We cannot overemphasize the importance of this. In four-paper sessions, you may wish to take a very short (literally no more than two-minute) break halfway through, but under no circumstances allow a break to derail the schedule.

Get AV needs-lists from presenters (all AV questions should be directed to the Bob Judd at the AMS office).

Arrive at your room ten minutes before the start of the session to meet the speakers and the room monitor and look over the AV setup.

Paper presenters know that their time length is thirty minutes. In the unlikely case that a paper threatens to go on well beyond this limit, you should intervene by passing notes to the speaker that time is running out.
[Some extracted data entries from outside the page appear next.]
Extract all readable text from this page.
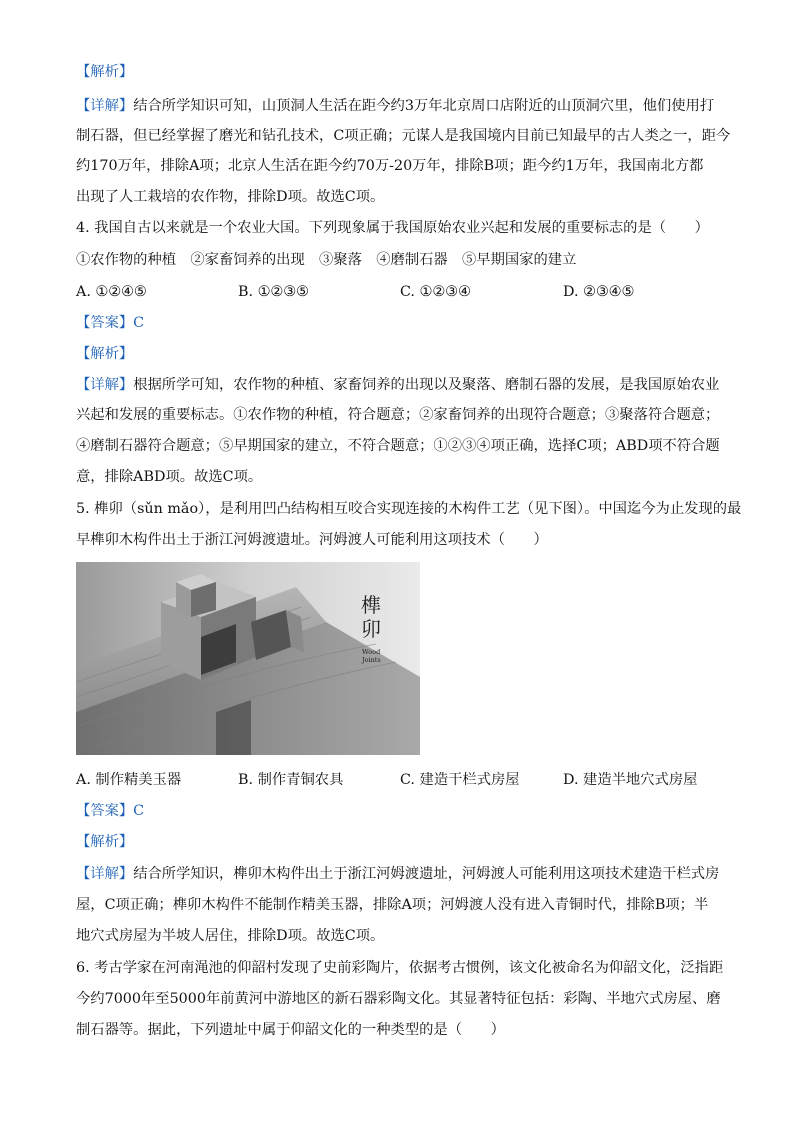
【解析】
【详解】结合所学知识可知，山顶洞人生活在距今约3万年北京周口店附近的山顶洞穴里，他们使用打
制石器，但已经掌握了磨光和钻孔技术，C项正确；元谋人是我国境内目前已知最早的古人类之一，距今
约170万年，排除A项；北京人生活在距今约70万-20万年，排除B项；距今约1万年，我国南北方都
出现了人工栽培的农作物，排除D项。故选C项。
4. 我国自古以来就是一个农业大国。下列现象属于我国原始农业兴起和发展的重要标志的是（　　）
①农作物的种植　②家畜饲养的出现　③聚落　④磨制石器　⑤早期国家的建立
A. ①②④⑤	B. ①②③⑤	C. ①②③④	D. ②③④⑤
【答案】C
【解析】
【详解】根据所学可知，农作物的种植、家畜饲养的出现以及聚落、磨制石器的发展，是我国原始农业
兴起和发展的重要标志。①农作物的种植，符合题意；②家畜饲养的出现符合题意；③聚落符合题意；
④磨制石器符合题意；⑤早期国家的建立，不符合题意；①②③④项正确，选择C项；ABD项不符合题
意，排除ABD项。故选C项。
5. 榫卯（sǔn mǎo），是利用凹凸结构相互咬合实现连接的木构件工艺（见下图）。中国迄今为止发现的最
早榫卯木构件出土于浙江河姆渡遗址。河姆渡人可能利用这项技术（　　）
榫
卯
Wood
Joints
A. 制作精美玉器	B. 制作青铜农具	C. 建造干栏式房屋	D. 建造半地穴式房屋
【答案】C
【解析】
【详解】结合所学知识，榫卯木构件出土于浙江河姆渡遗址，河姆渡人可能利用这项技术建造干栏式房
屋，C项正确；榫卯木构件不能制作精美玉器，排除A项；河姆渡人没有进入青铜时代，排除B项；半
地穴式房屋为半坡人居住，排除D项。故选C项。
6. 考古学家在河南渑池的仰韶村发现了史前彩陶片，依据考古惯例，该文化被命名为仰韶文化，泛指距
今约7000年至5000年前黄河中游地区的新石器彩陶文化。其显著特征包括：彩陶、半地穴式房屋、磨
制石器等。据此，下列遗址中属于仰韶文化的一种类型的是（　　）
At the start of each talk, announce the names of the authors, the title of the paper, and which author is presenting the paper. Short biographical information should be provided.

Your other main task is to control the question period. Remind both questioners and speaker(s) to be brief. Audience members should only ask questions; any background information that they give should be kept as brief as possible. Speakers should briefly answer the question posed, and then stop and take the next question. As a rule, questions and answers should not last more than about a minute each, i.e. up to two minutes for each question-answer pair. The speaker and questioner should not continue back and forth; if they do, ask them to postpone their public conversation until a private moment, to allow others to contribute to the public discussion. If people don't comply with these guidelines, don't be afraid to interrupt them. Be polite and tactful, but also firm.

Establish and announce the order of questioners. Encourage shy audience members to ask questions before allowing the confident ones to ask a second question. If there are many questions, announce in advance who will pose the last three questions, apologize to the others, and stop when the last person's question has been answered. That should, of course, be as near as possible to the allotted time. Please note that talks scheduled before breaks or before the end of the day will not be extended. It is important to begin and end sessions on schedule.

Please prepare several comments or questions for each paper in case the discussion needs to be started by the chair.

If you are chairing the opening short panel of a morning or afternoon, please show courtesy to the chair and presenters of the following panel by ending several minutes early and vacating the table promptly (as two short sessions are slotted for the same room, the new chair and panelists must be ready to go immediately). For morning short sessions, the first panel should end by 10:27; for afternoon slots, 3:27. This may sound a bit picky, but it is necessary to make the meeting run well. If you are on the second half of such a slot, please be ready to go immediately at the appropriate time (10:32 or 3:32).

All session chairs are required to register for the meeting.